Problem 4 (3 Points)
Let Σ = {0, 1, +, =}, and the language ADD = {a=b+c| a, b, c are binary strings and a is the sum of b and c}. Prove that ADD is nonregular.
Note the similarity to homework 2 problem 1.4, which we proved was actually regular, but where we had to define quite a different alphabet and input format so that the machine could process both strings at once. In the version here, a machine would have to "remember" enough about the first string to know what it had to add to the first string by the time it got there. Interesting, eh?
Problem 5 (3 Points)
We showed in class that the language of binary strings with an equal number of 0s and 1s is nonregular. Let's consider the seemingly very similar language of binary strings with an equal number of 01 and 10 substrings.

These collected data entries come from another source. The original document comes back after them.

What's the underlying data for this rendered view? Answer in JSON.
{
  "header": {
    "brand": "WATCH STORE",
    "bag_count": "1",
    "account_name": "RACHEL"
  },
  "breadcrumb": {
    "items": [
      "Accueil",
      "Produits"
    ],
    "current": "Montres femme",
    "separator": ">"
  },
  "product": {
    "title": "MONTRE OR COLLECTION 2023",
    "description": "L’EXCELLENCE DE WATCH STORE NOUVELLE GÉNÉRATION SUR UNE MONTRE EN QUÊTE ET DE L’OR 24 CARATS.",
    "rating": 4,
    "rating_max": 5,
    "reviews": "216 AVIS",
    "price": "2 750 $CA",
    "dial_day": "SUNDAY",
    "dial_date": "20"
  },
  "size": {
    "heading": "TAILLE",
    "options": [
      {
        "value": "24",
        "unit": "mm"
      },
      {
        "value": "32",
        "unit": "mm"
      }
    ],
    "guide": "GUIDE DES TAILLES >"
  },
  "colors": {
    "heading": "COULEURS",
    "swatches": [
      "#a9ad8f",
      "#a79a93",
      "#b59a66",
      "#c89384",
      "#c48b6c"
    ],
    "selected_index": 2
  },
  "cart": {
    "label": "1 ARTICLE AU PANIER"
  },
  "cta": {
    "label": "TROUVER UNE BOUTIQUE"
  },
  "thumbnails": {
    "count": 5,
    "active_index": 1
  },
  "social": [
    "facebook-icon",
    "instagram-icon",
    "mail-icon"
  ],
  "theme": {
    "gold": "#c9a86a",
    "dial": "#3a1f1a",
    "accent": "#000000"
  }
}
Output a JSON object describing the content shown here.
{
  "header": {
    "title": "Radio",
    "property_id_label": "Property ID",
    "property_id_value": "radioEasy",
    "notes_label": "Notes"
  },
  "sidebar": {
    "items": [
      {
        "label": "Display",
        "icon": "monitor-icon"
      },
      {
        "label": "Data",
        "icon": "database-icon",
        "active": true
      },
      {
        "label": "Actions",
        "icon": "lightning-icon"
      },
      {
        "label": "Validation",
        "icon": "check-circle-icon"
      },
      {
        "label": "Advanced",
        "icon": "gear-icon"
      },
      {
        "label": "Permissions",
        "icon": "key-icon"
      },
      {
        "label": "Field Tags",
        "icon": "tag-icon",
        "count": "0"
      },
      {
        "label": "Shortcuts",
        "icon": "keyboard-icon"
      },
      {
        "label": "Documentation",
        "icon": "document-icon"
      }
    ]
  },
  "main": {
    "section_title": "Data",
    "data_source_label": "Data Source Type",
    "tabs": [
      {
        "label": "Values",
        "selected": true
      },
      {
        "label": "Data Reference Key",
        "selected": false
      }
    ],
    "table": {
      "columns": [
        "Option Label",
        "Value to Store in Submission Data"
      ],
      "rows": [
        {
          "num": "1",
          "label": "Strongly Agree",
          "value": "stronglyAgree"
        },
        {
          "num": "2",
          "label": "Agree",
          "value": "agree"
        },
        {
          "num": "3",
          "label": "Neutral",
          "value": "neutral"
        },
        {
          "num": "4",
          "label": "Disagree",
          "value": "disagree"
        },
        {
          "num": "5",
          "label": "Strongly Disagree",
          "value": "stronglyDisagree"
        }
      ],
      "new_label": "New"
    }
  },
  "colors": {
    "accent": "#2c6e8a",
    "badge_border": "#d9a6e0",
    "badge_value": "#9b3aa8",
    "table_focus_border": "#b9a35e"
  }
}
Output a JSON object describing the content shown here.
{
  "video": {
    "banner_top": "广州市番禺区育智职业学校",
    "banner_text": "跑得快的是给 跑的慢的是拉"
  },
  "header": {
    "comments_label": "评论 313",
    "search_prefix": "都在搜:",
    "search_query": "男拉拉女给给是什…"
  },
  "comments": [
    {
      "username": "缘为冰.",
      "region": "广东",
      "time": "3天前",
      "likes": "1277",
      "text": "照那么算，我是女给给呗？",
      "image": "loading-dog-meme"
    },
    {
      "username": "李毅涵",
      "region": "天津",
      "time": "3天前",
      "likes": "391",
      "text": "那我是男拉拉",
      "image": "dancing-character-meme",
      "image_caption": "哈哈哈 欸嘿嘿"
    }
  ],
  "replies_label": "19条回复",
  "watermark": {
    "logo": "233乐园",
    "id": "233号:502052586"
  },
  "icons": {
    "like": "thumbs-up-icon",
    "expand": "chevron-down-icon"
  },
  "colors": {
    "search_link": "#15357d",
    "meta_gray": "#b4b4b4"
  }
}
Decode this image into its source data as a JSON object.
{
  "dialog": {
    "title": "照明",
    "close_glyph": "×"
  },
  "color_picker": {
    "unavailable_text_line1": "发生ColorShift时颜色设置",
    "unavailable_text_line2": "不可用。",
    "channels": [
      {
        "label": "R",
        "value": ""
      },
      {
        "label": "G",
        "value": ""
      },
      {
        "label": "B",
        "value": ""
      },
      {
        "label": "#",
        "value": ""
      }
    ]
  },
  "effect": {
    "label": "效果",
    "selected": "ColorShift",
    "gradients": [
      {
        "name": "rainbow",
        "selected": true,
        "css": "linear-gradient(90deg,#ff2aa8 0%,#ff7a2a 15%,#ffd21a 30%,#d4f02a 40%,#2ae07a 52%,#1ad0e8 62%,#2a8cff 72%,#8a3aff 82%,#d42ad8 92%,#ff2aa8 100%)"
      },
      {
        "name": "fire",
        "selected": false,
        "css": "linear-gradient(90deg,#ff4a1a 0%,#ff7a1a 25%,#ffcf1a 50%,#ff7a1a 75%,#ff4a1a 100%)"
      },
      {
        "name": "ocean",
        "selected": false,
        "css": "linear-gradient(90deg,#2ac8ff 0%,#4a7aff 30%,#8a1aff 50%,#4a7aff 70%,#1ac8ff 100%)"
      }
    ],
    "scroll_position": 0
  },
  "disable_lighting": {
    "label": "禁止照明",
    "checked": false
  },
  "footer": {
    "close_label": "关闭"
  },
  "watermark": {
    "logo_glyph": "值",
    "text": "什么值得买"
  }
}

For instance, 010 is in this language because it contains a single 01 and a single 10, but 0101 is not in this language because it contains two 01 substrings and only a single 01 substring. Surprisingly, this language is regular! Prove that this is the case by constructing a DFA in JFLAP to recognize this language.
Below are some tests you can run (Click here to download these tests in a file you can run in JFLAP's multiple run tab)
Input | 01 Count | 10 Count | Result |
100111110010110 | 100111110010110 (3) | 100111110010110 (4) | Reject |
1000100100010001 | 1000100100010001 (4) | 100010010001000 (4) | Accept |
11100011111101100 | 11100011111101100 (2) | 1110001111110110 (3) | Reject |
00111010011 | 00111010011 (3) | 0011101001 (2) | Reject |
1111001100001110 | 1111001100001110 (2) | 1111001100001110 (3) | Reject |
0110110100 | 0110110100 (3) | 011011010 (3) | Accept |
1101101111000001111 | 1101101111000001111 (3) | 110110111100000111 (3) | Accept |
1100000011111100110 | 1100000011111100110 (2) | 1100000011111100110 (3) | Reject |
10001111101010 | 10001111101010 (3) | 10001111101010 (4) | Reject |
011101000010101110000001 | 011101000010101110000001 (6) | 01110100001010111000000 (5) | Reject |
010011000100001000011001 | 010011000100001000011001 (6) | 01001100010000100001100 (5) | Reject |
100000111011000 | 100000111011000 (2) | 10000011101100 (3) | Reject |
10111011110100101 | 10111011110100101 (5) | 1011101111010010 (5) | Accept |
110110111010101111 | 110110111010101111 (5) | 11011011101010111 (5) | Accept |
00110001100000111111100 | 00110001100000111111100 (3) | 0011000110000011111110 (3) | Accept |
0001010100001 | 0001010100001 (4) | 000101010000 (3) | Reject |
0001011001010 | 0001011001010 (4) | 0001011001010 (4) | Accept |
01010111010111 | 01010111010111 (5) | 0101011101011 (4) | Reject |
010000110110011111110000 | 010000110110011111110000 (4) | 01000011011001111111000 (4) | Accept |
001000001111000101 | 001000001111000101 (4) | 00100000111100010 (3) | Reject |
Problem 6 (3 Points)
Now we will use an alphabet more similar in spirit to that of homework 2 problem 1.4. Let Σ2 be the alphabet
\[ \Sigma_2 = \left\{ \left[ \begin{array}{c} 0 \\ 0 \end{array} \right], \left[ \begin{array}{c} 0 \\ 1 \end{array} \right], \left[ \begin{array}{c} 1 \\ 0 \end{array} \right], \left[ \begin{array}{c} 1 \\ 1 \end{array} \right] \right\} \]
And let L be the language
\[ \{ s \in \Sigma_2^* | \text{ the top row of s is the reverse of the bottom row of s }\} \]
For instance, the string
\[ \left[ \begin{array}{c} 1 \\ 1 \end{array} \right] \left[ \begin{array}{c} 1 \\ 0 \end{array} \right] \left[ \begin{array}{c} 1 \\ 0 \end{array} \right] \left[ \begin{array}{c} 0 \\ 1 \end{array} \right] \left[ \begin{array}{c} 0 \\ 1 \end{array} \right] \left[ \begin{array}{c} 1 \\ 1 \end{array} \right] \in L \]
but the string
\[ \left[ \begin{array}{c} 1 \\ 1 \end{array} \right] \left[ \begin{array}{c} 1 \\ 1 \end{array} \right] \left[ \begin{array}{c} 0 \\ 0 \end{array} \right] \left[ \begin{array}{c} 0 \\ 0 \end{array} \right] \notin L \]
is in L. Prove that L is nonregular.